In this exercise we explore how the early stopping of the gradient descent iterations (see Example B.10),

\[ \boldsymbol{x}_{t+1}=\boldsymbol{x}_{t}-\alpha abla f\left(\boldsymbol{x}_{t}\right), \quad t=0,1, \ldots \]

is (approximately) equivalent to the global minimization of \(f(\mathbf{x})+\frac{1}{2} \gamma\|\mathbf{x}\|^{2}\) for certain values of the ridge regularization parameter \(\gamma>0\) (see Example 6.1). We illustrate the early stopping idea on the quadratic function \(f(\boldsymbol{x})+\frac{1}{2}(\boldsymbol{x}-\boldsymbol{\mu})^{\top} \mathbf{H}(\boldsymbol{x}-\boldsymbol{\mu})\), where \(\mathbf{H} \in \mathbb{R}^{n \times n}\) is a symmetric positive-definite (Hessian) matrix with eigenvalues \(\left\{\lambda_{k}\right\}_{k=1}^{n}\).

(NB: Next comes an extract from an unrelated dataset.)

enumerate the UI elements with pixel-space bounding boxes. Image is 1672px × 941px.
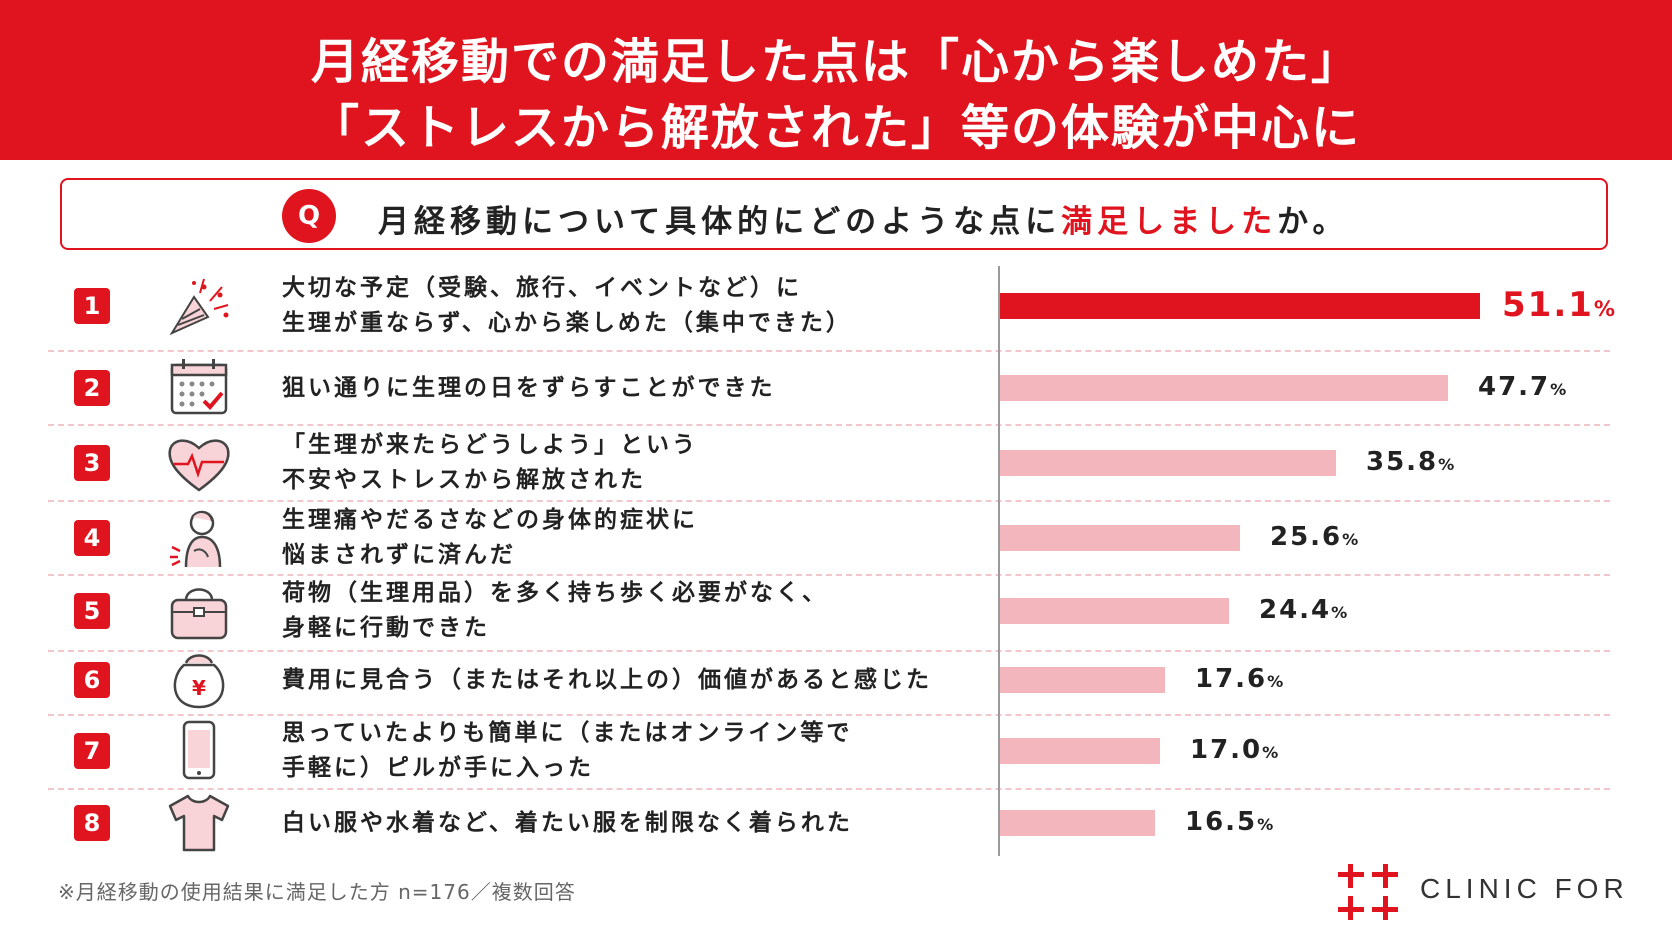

(a) Verify that for a symmetric matrix \(\mathbf{A} \in \mathbb{R}^{n}\) such that \(\mathbf{I}-\mathbf{A}\) is invertible, we have \[ \mathbf{I}+\mathbf{A}+\cdots+\mathbf{A}^{t-1}=\left(\mathbf{I}-\mathbf{A}^{t}\right)\left(\mathbf{I}-\mathbf{A}^{t}\right)(\mathbf{I}-\mathbf{A})^{-1} \]

(b) Let \(\mathbf{H}=\mathbf{Q} \boldsymbol{\Lambda} \mathbf{Q}^{\top}\) be the diagonalization of \(\mathbf{H}\) as per Theorem A.8. If \(\boldsymbol{x}_{0}=\mathbf{0}\), show that the formula for \(\boldsymbol{x}_{t}\) is \[ \boldsymbol{x}_{t}=\boldsymbol{\mu}-\mathbf{Q}(\mathbf{I}-\alpha \mathbf{\Lambda})^{t} \mathbf{Q}^{\top} \boldsymbol{\mu} \]

Hence, deduce that a necessary condition for \(\boldsymbol{x}_{t}\) to converge is \(\alpha<2 / \max _{k} \lambda_{k}\).

(c) Show that the minimizer of \(f(\boldsymbol{x})+\frac{1}{2} \gamma\|\boldsymbol{x}\|^{2}\) can be written as \[ \boldsymbol{x}^{*}=\boldsymbol{\mu}-\mathbf{Q}\left(\mathbf{I}+\gamma^{-1} \boldsymbol{\Lambda}\right)^{-1} \mathbf{Q}^{\top} \boldsymbol{\mu} \]

(d) For a fixed value of \(t\), let the learning rate \(\alpha \downarrow 0\). Using part

(b) and (c), show that if \(\gamma\) \(\simeq 1 /(t \alpha)\) as \(\alpha \downarrow 0\), then \(x_{t} \simeq x^{*}\). In other words, \(x_{t}\) is approximately equal to \(\boldsymbol{x}^{*}\) for small \(\alpha\), provided that \(\gamma\) is inversely proportional to \(t \alpha\).